記事詳細

【永田町・霞が関インサイド】安倍首相「憲法9条改正」明言で意欲見せる 推進本部の新体制は“改憲シフト”か (1/2ページ)

 安倍晋三首相は依然として、在任中に9条を含む「憲法改正実現」に向けた強い意欲を持っていると思われる-。

 安倍首相は11日の衆院予算委員会で、国民民主党の前原誠司元外相の「憲法改正の中で、何がやりたいのか」という質問に対し、「私の考えの基本は9条改正である」と答弁した。

 筆者の手元に2004年9月16日に撮られた一葉の写真がある。第2次小泉純一郎内閣の幹事長だった安倍首相と、旧民主党(第一次)のネクスト防衛庁長官、前原氏の対談の司会を務めた際の記念写真である。

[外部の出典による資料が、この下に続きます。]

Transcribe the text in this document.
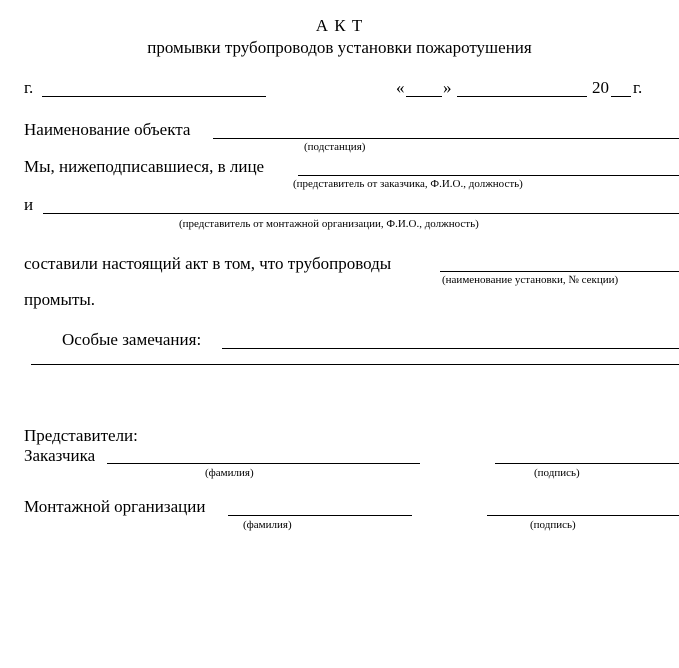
А К Т
промывки трубопроводов установки пожаротушения
г.	« »	20 г.
Наименование объекта
(подстанция)
Мы, нижеподписавшиеся, в лице
(представитель от заказчика, Ф.И.О., должность)
и
(представитель от монтажной организации, Ф.И.О., должность)
составили настоящий акт в том, что трубопроводы
(наименование установки, № секции)
промыты.
Особые замечания:
Представители:
Заказчика
(фамилия)	(подпись)
Монтажной организации
(фамилия)	(подпись)
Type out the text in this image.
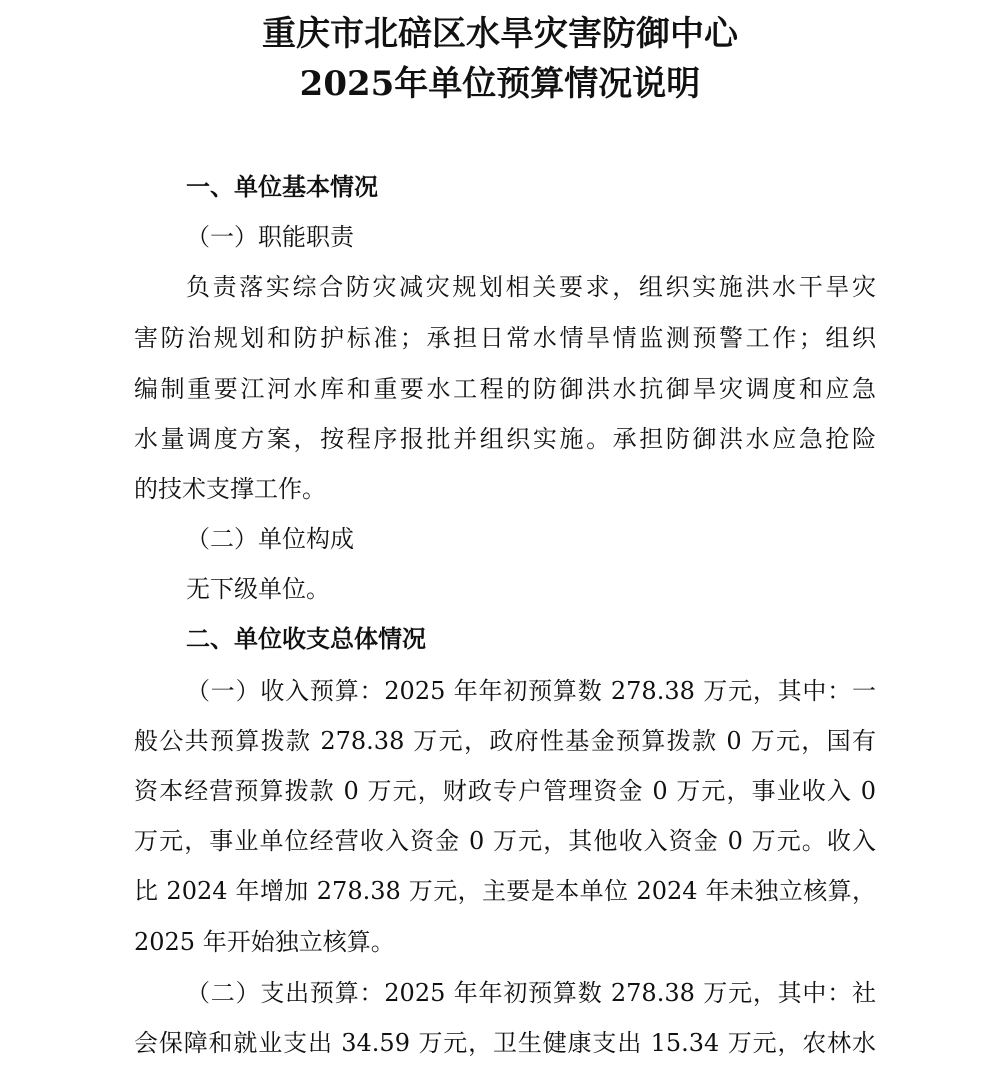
重庆市北碚区水旱灾害防御中心
2025年单位预算情况说明
一、单位基本情况
（一）职能职责
负责落实综合防灾减灾规划相关要求，组织实施洪水干旱灾
害防治规划和防护标准；承担日常水情旱情监测预警工作；组织
编制重要江河水库和重要水工程的防御洪水抗御旱灾调度和应急
水量调度方案，按程序报批并组织实施。承担防御洪水应急抢险
的技术支撑工作。
（二）单位构成
无下级单位。
二、单位收支总体情况
（一）收入预算：2025 年年初预算数 278.38 万元，其中：一
般公共预算拨款 278.38 万元，政府性基金预算拨款 0 万元，国有
资本经营预算拨款 0 万元，财政专户管理资金 0 万元，事业收入 0
万元，事业单位经营收入资金 0 万元，其他收入资金 0 万元。收入
比 2024 年增加 278.38 万元，主要是本单位 2024 年未独立核算，
2025 年开始独立核算。
（二）支出预算：2025 年年初预算数 278.38 万元，其中：社
会保障和就业支出 34.59 万元，卫生健康支出 15.34 万元，农林水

 安倍、前原両氏はともに当選4回の外交・安保通であり、与野党を超えた肝胆相照らす仲であった。

 思い出はおくとして、筆者が驚いたのは、前原氏のストレートな質問に対し、安倍首相が打てば響くかのように憲法9条改正を目指すと答えたことである。

 くしくも、冒頭の予算委員会が開かれた11日、自民党憲法改正推進本部(本部長・細田博之元官房長官)の新体制初会合が開かれた。

 ひな壇中央に、本部長再登板の細田氏、左隣に最高顧問に留任した高村正彦元副総裁、右隣に本部長特別補佐に就いた中谷元(げん)元防衛相(前衆院憲法審査会与党筆頭幹事)が座った。

 刷新された同推進本部幹部で注目すべき人物は、高村氏同様、非国会議員である吉田博美特別顧問(前参院自民党幹事長)と、根本匠事務総長(前厚労相)、山下貴司事務局長(前法相)、柴山昌彦副本部長(前文科相)である。